Carlos also reacted to Aquino’s apparent excuse that the problems under his leadership, including corruption and economic inequality, were just handed down by the previous administration.

“Hindi naman rason ‘yun [na minana mo ‘yung problema]... Dapat sabihin mo minana ninyo pero sundan mo ito ng ‘ang ginagawa natin ay…’” she said.

“Gusto nating malaman yung quantitative and qualitative effect ng ginagawa ninyong reporma,” she also said.

Earlier this year, the National Statistical Coordination Board (NSCB) revealed that poverty incidence in the country practically remained the same with almost three out of 10 FIlipinos living below the poverty line in the first half of 2012.

NSCB Secretary General Jose Ramon Albert reported that poverty incidence was estimated at 27.9 percent during the first semester of 2012.

"Comparing this with the 2006 and 2009 first semester figures estimated at 28.8 percent and 28.6 percent, respectively, poverty remained unchanged as the computed differences are not statistically significant," the NSCB said.
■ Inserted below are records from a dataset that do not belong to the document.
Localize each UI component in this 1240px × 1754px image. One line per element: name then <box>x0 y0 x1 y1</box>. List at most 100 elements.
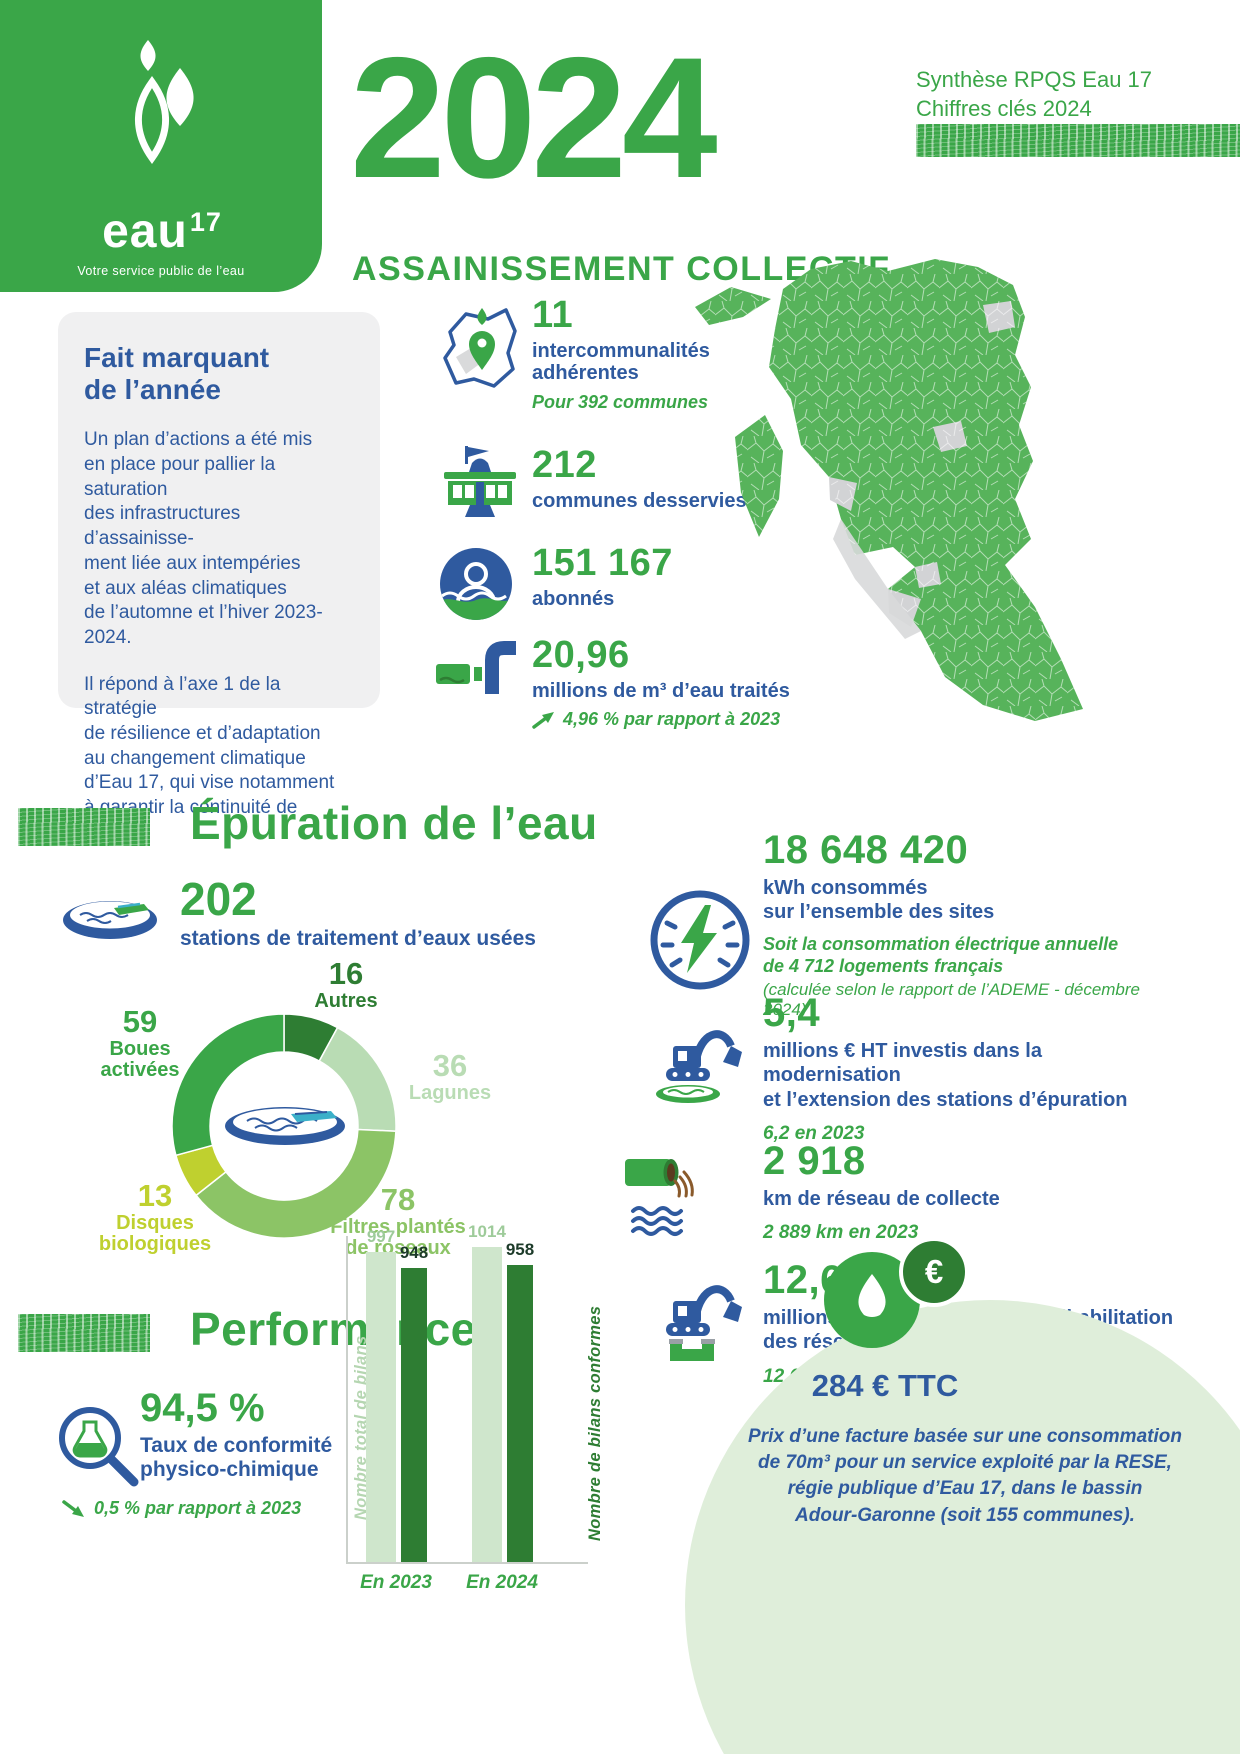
stat-note: 4,96 % par rapport à 2023 <box>563 709 781 730</box>
category-label-2024: En 2024 <box>466 1572 538 1593</box>
up-arrow-icon <box>532 711 554 729</box>
bilans-bar-chart: 997 948 1014 958 <box>346 1222 588 1564</box>
axis-label-total-bilans: Nombre total de bilans <box>352 1335 370 1521</box>
stat-invest-stations: 5,4 millions € HT investis dans la moder… <box>625 993 1175 1145</box>
highlight-paragraph-2: Il répond à l’axe 1 de la stratégie de r… <box>84 673 335 843</box>
highlight-paragraph-1: Un plan d’actions a été mis en place pou… <box>84 429 323 648</box>
stat-intercommunalites: 11 intercommunalités adhérentes Pour 392… <box>436 296 996 413</box>
stat-label: communes desservies <box>532 490 747 512</box>
stat-conformite: 94,5 % Taux de conformité physico-chimiq… <box>52 1386 372 1536</box>
donut-value: 59 <box>122 1004 158 1039</box>
euro-symbol: € <box>924 1253 944 1290</box>
stat-value: 20,96 <box>532 634 630 676</box>
bar-Nombre de bilans conformes-En 2024 <box>507 1265 533 1562</box>
donut-label-lagunes: 36 Lagunes <box>398 1050 502 1104</box>
donut-label-boues: 59 Boues activées <box>78 1006 202 1081</box>
logo-number: 17 <box>189 207 222 237</box>
stat-value: 212 <box>532 444 597 486</box>
stations-value: 202 <box>180 873 257 925</box>
eau17-logo-block: eau17 Votre service public de l’eau <box>0 0 322 292</box>
bar-Nombre de bilans conformes-En 2023 <box>401 1268 427 1562</box>
stat-value: 18 648 420 <box>763 828 969 872</box>
header-brush-bar <box>916 124 1240 157</box>
water-drops-icon <box>135 40 194 165</box>
stat-label: millions € HT investis dans la modernisa… <box>763 1040 1128 1111</box>
logo-tagline: Votre service public de l’eau <box>77 264 245 278</box>
stat-reseau: 2 918 km de réseau de collecte 2 889 km … <box>625 1141 1175 1244</box>
stat-value: 2 918 <box>763 1139 866 1183</box>
section-brush-performance <box>18 1314 150 1352</box>
basin-icon <box>63 901 157 939</box>
stat-note-source: (calculée selon le rapport de l’ADEME - … <box>763 979 1141 1019</box>
stat-value: 5,4 <box>763 991 821 1035</box>
section-brush-epuration <box>18 808 150 846</box>
donut-value: 13 <box>137 1178 173 1213</box>
bar-value-label: 948 <box>399 1243 429 1262</box>
donut-value: 78 <box>380 1182 416 1217</box>
stations-label: stations de traitement d’eaux usées <box>180 927 536 950</box>
magnifier-flask-icon <box>59 1407 139 1487</box>
stat-eau-traitee: 20,96 millions de m³ d’eau traités 4,96 … <box>436 636 996 730</box>
town-hall-icon <box>444 446 516 517</box>
conformity-value: 94,5 % <box>140 1386 265 1430</box>
donut-name: Lagunes <box>408 1082 492 1104</box>
conformity-label: Taux de conformité physico-chimique <box>140 1434 333 1481</box>
stat-label: abonnés <box>532 588 615 610</box>
charente-maritime-map <box>695 259 1083 721</box>
stat-value: 151 167 <box>532 542 673 584</box>
donut-slice-Boues activées <box>171 1013 285 1157</box>
bar-Nombre total de bilans-En 2024 <box>472 1247 502 1562</box>
stat-stations: 202 stations de traitement d’eaux usées <box>60 876 620 951</box>
stat-note: Soit la consommation électrique annuelle… <box>763 933 1119 977</box>
stat-label: intercommunalités adhérentes <box>532 340 710 385</box>
stat-label: kWh consommés sur l’ensemble des sites <box>763 877 995 924</box>
donut-label-filtres: 78 Filtres plantés de roseaux <box>328 1184 468 1259</box>
gauge-icon <box>650 890 750 990</box>
stat-label: millions de m³ d’eau traités <box>532 680 790 702</box>
stat-note: Pour 392 communes <box>532 391 709 412</box>
stat-communes: 212 communes desservies <box>436 444 996 517</box>
down-arrow-icon <box>62 1499 84 1517</box>
report-subtitle: Synthèse RPQS Eau 17 Chiffres clés 2024 <box>916 66 1152 123</box>
stations-donut-chart <box>171 1013 397 1239</box>
subscriber-icon <box>440 548 512 620</box>
logo-brand: eau <box>102 205 188 258</box>
water-pipe-icon <box>436 641 516 694</box>
invoice-amount: 284 € TTC <box>811 1368 959 1403</box>
category-label-2023: En 2023 <box>360 1572 432 1593</box>
stat-value: 11 <box>532 294 574 336</box>
year-headline: 2024 <box>350 22 718 214</box>
highlight-box: Fait marquant de l’année Un plan d’actio… <box>58 312 380 843</box>
donut-name: Disques biologiques <box>98 1212 212 1255</box>
euro-badge: € <box>899 1237 969 1307</box>
excavator-icon <box>656 1030 742 1103</box>
highlight-title: Fait marquant de l’année <box>84 342 270 406</box>
basin-icon <box>225 1107 345 1145</box>
axis-label-bilans-conformes: Nombre de bilans conformes <box>586 1305 604 1541</box>
subtitle-line-2: Chiffres clés 2024 <box>916 95 1092 121</box>
section-title-performance: Performance <box>190 1303 477 1355</box>
donut-value: 36 <box>432 1048 468 1083</box>
logo-wordmark: eau17 <box>0 208 322 256</box>
donut-slice-Filtres plantés de roseaux <box>195 1128 397 1239</box>
donut-label-autres: 16 Autres <box>298 958 394 1012</box>
invoice-description: Prix d’une facture basée sur une consomm… <box>748 1426 1182 1526</box>
donut-name: Autres <box>314 990 378 1012</box>
stat-abonnes: 151 167 abonnés <box>436 542 996 620</box>
conformity-note: 0,5 % par rapport à 2023 <box>94 1498 302 1518</box>
outfall-pipe-icon <box>625 1159 694 1236</box>
bar-Nombre total de bilans-En 2023 <box>366 1252 396 1562</box>
bar-value-label: 997 <box>366 1227 396 1246</box>
donut-label-disques: 13 Disques biologiques <box>92 1180 218 1255</box>
donut-name: Boues activées <box>100 1038 180 1081</box>
stat-label: km de réseau de collecte <box>763 1188 1000 1210</box>
bar-value-label: 1014 <box>468 1222 506 1241</box>
stat-note: 2 889 km en 2023 <box>763 1222 919 1244</box>
subtitle-line-1: Synthèse RPQS Eau 17 <box>916 67 1153 92</box>
bar-value-label: 958 <box>505 1240 535 1259</box>
map-pin-icon <box>443 308 517 388</box>
excavator-pipe-icon <box>666 1285 742 1361</box>
section-title-epuration: Épuration de l’eau <box>190 797 598 849</box>
donut-value: 16 <box>328 956 364 991</box>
The NSCB said 22 out of 100 families were estimated to be poor in the first six months of 2012 while 13 in 100 Filipinos lived in extreme poverty in the same period.

The agency said both of these figures remained unchanged from similar periods in 2006 and 2009.

Aquino had been assuring that his administration is working to spur inclusive growth and that nobody will be left behind.

Next 3 years: Reforms needed with public’s help

To ensure government accountability and effectiveness, Carlos said one of the biggest challenges for Aquino in his remaining years in office is to reform the bureaucracy – one way is to change the leadership in inefficient offices.

Carlos said the President, who has been scoring high approval ratings, must take advantage of his political capital to remove ineffective officials and demonstrate the power of the rule of law.

“Because of the strength of friendships and utang na loob, Aquino, despite the fact that he uses the iron hand once in a while, is less likely to change leaderships in organizations that really are not working well,” she said.

“Bureaucratic reform and boldness and courage to dismiss people who are not performing – ‘yan ang hinihingi natin sa kanya,” Carlos said. “Let the axe fall where it should fall.”

She said Aquino should diagnose government offices to determine those non-performing and to see which need to be abolished or merged.

But while the President tries to reform the government, Carlos said the public should also do its part.

“I think there is a genuine effort to reform and to address mainly the economic concerns but it means tremendous cooperation from everyone to make it happen. Having a president who is not corrupt is not enough. We need more from the local executives' cooperation. We need more from the non-government organizations,” she concluded.